Big or small, companies use various methods of inventory tracking to trace the whereabouts of their stock. Inventory tracking, depending on the form it takes, can help managers to follow the arrival of their stock, the amount and their location. Certain inventory tracking systems also alert users to transactions made, and may also allow users to follow purchases as they move along the supply chain to their final destination.

Inventory Types

Retailers and wholesalers tend to stock inventory that primarily consists of finished products, ready for sale. Conversely, manufacturing companies may stock inventory made up of a combination of raw materials and components that will then be made into finished products. Since inventory is therefore a company’s single largest investment, many invest a lot of money in it, and therefore tracking is essential for successful inventory control.

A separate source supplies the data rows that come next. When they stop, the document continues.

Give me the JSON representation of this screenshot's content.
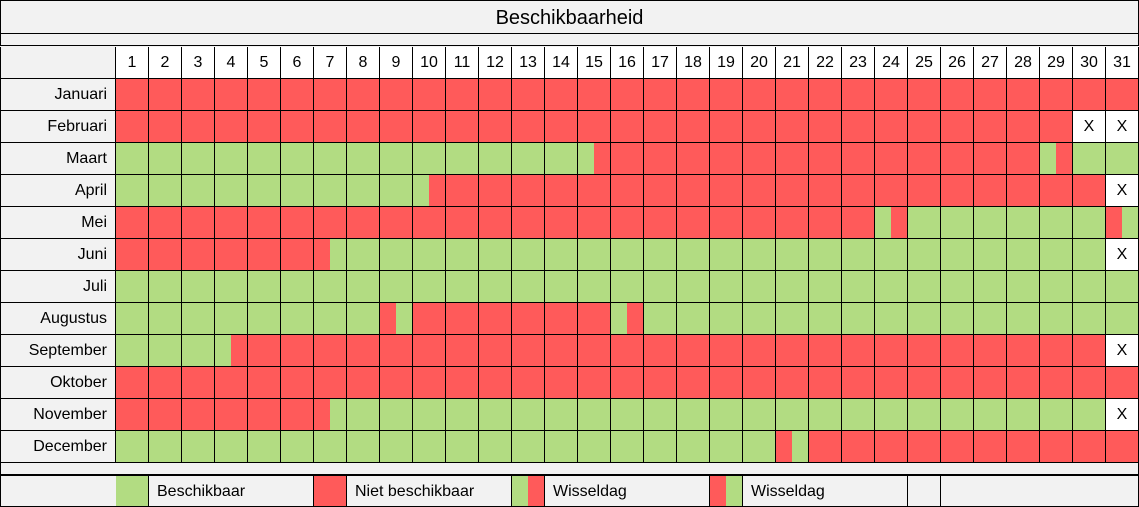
{
  "title": "Beschikbaarheid",
  "days": [
    "1",
    "2",
    "3",
    "4",
    "5",
    "6",
    "7",
    "8",
    "9",
    "10",
    "11",
    "12",
    "13",
    "14",
    "15",
    "16",
    "17",
    "18",
    "19",
    "20",
    "21",
    "22",
    "23",
    "24",
    "25",
    "26",
    "27",
    "28",
    "29",
    "30",
    "31"
  ],
  "months": [
    {
      "name": "Januari",
      "cells": "RRRRRRRRRRRRRRRRRRRRRRRRRRRRRRR"
    },
    {
      "name": "Februari",
      "cells": "RRRRRRRRRRRRRRRRRRRRRRRRRRRRRXX"
    },
    {
      "name": "Maart",
      "cells": "GGGGGGGGGGGGGGSRRRRRRRRRRRRRSGG"
    },
    {
      "name": "April",
      "cells": "GGGGGGGGGSRRRRRRRRRRRRRRRRRRRRX"
    },
    {
      "name": "Mei",
      "cells": "RRRRRRRRRRRRRRRRRRRRRRRSGGGGGGW"
    },
    {
      "name": "Juni",
      "cells": "RRRRRRWGGGGGGGGGGGGGGGGGGGGGGGX"
    },
    {
      "name": "Juli",
      "cells": "GGGGGGGGGGGGGGGGGGGGGGGGGGGGGGG"
    },
    {
      "name": "Augustus",
      "cells": "GGGGGGGGWRRRRRRSGGGGGGGGGGGGGGG"
    },
    {
      "name": "September",
      "cells": "GGGSRRRRRRRRRRRRRRRRRRRRRRRRRRX"
    },
    {
      "name": "Oktober",
      "cells": "RRRRRRRRRRRRRRRRRRRRRRRRRRRRRRR"
    },
    {
      "name": "November",
      "cells": "RRRRRRWGGGGGGGGGGGGGGGGGGGGGGGX"
    },
    {
      "name": "December",
      "cells": "GGGGGGGGGGGGGGGGGGGGWRRRRRRRRRR"
    }
  ],
  "cell_legend": {
    "G": "beschikbaar",
    "R": "niet beschikbaar",
    "S": "wisseldag groen-rood",
    "W": "wisseldag rood-groen",
    "X": "geen dag"
  },
  "x_mark": "X",
  "colors": {
    "available": "#b2dc82",
    "unavailable": "#ff5a5a",
    "none": "#ffffff"
  },
  "legend": {
    "available_label": "Beschikbaar",
    "unavailable_label": "Niet beschikbaar",
    "switch1_label": "Wisseldag",
    "switch2_label": "Wisseldag"
  }
}
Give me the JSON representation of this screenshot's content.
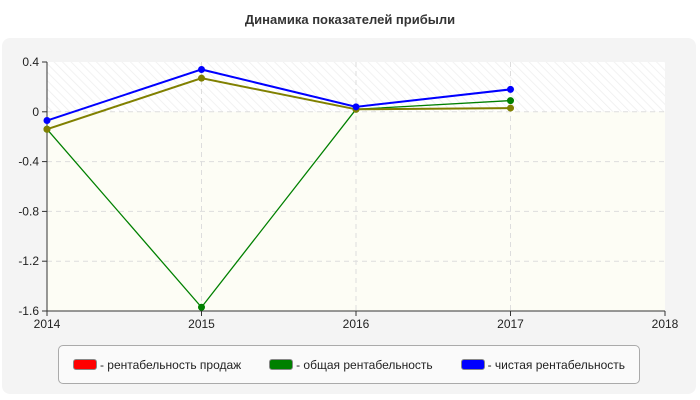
{
  "chart_data": {
    "type": "line",
    "title": "Динамика показателей прибыли",
    "x": [
      2014,
      2015,
      2016,
      2017
    ],
    "xlim": [
      2014,
      2018
    ],
    "ylim": [
      -1.6,
      0.4
    ],
    "xticks": [
      "2014",
      "2015",
      "2016",
      "2017",
      "2018"
    ],
    "yticks": [
      "0.4",
      "0",
      "-0.4",
      "-0.8",
      "-1.2",
      "-1.6"
    ],
    "grid": true,
    "legend_position": "bottom",
    "series": [
      {
        "name": "- рентабельность продаж",
        "color": "#ff0000",
        "line_color": "#808000",
        "values": [
          -0.14,
          0.27,
          0.02,
          0.03
        ]
      },
      {
        "name": "- общая рентабельность",
        "color": "#008000",
        "values": [
          -0.14,
          -1.57,
          0.02,
          0.09
        ]
      },
      {
        "name": "- чистая рентабельность",
        "color": "#0000ff",
        "values": [
          -0.07,
          0.34,
          0.04,
          0.18
        ]
      }
    ]
  }
}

Types of Inventory Tracking

Nowadays, most companies use barcoding software and hardware to track their inventory. Barcoding systems are a fast and accurate method for tracking inventory – a small image attached to a product is scanned with special light technology which instantly retrieves the products details. This information is then sent to the attached computer system, which allows the user to pull up the products information.

Active Radio Frequency Identification (ARFID) is another form of inventory tracking, which is a reliable method particularly in environments with security issues or ones which require real-time tracking information. Passive RFID is another method, used mostly where there are minimal security issues and where handheld scanners are used.

In the past, many companies relied on an inventory tracking system called the Card System or Cardex. In this system, each product had an accompanying physical card which was used to record sales of that specific item. With each purchase made of that particular product, a new on-hand amount was physically recorded. In time, this system was left behind for more efficient systems like barcoding, a reliable method for inventory control. Manual inventory tracking is still used today, however information is usually recorded in spreadsheet programs rather than on a piece of paper or card.

Importance of Inventory Tracking for Inventory Control

A reliable method of tracking inventory is essential for the success of any business, big or small. Inventory tracking allows managers and staff to oversee the flow of their products at each stage of the supply chain. This not only makes life easier for the firm, but it also means that managers will have a reliable method for inventory control. Controlling the flow of inventory can help managers to be proactive in managing stock, and may provide useful insights into sales patterns.

Inventory tracking allows managers to oversee stock levels, stock locations, the welfare of certain inventories (whether damaged, returned or faulty) and may also help managers to deter thefts. In this way, tracking becomes an essential tool for inventory control in general, which is vital for the success of any business.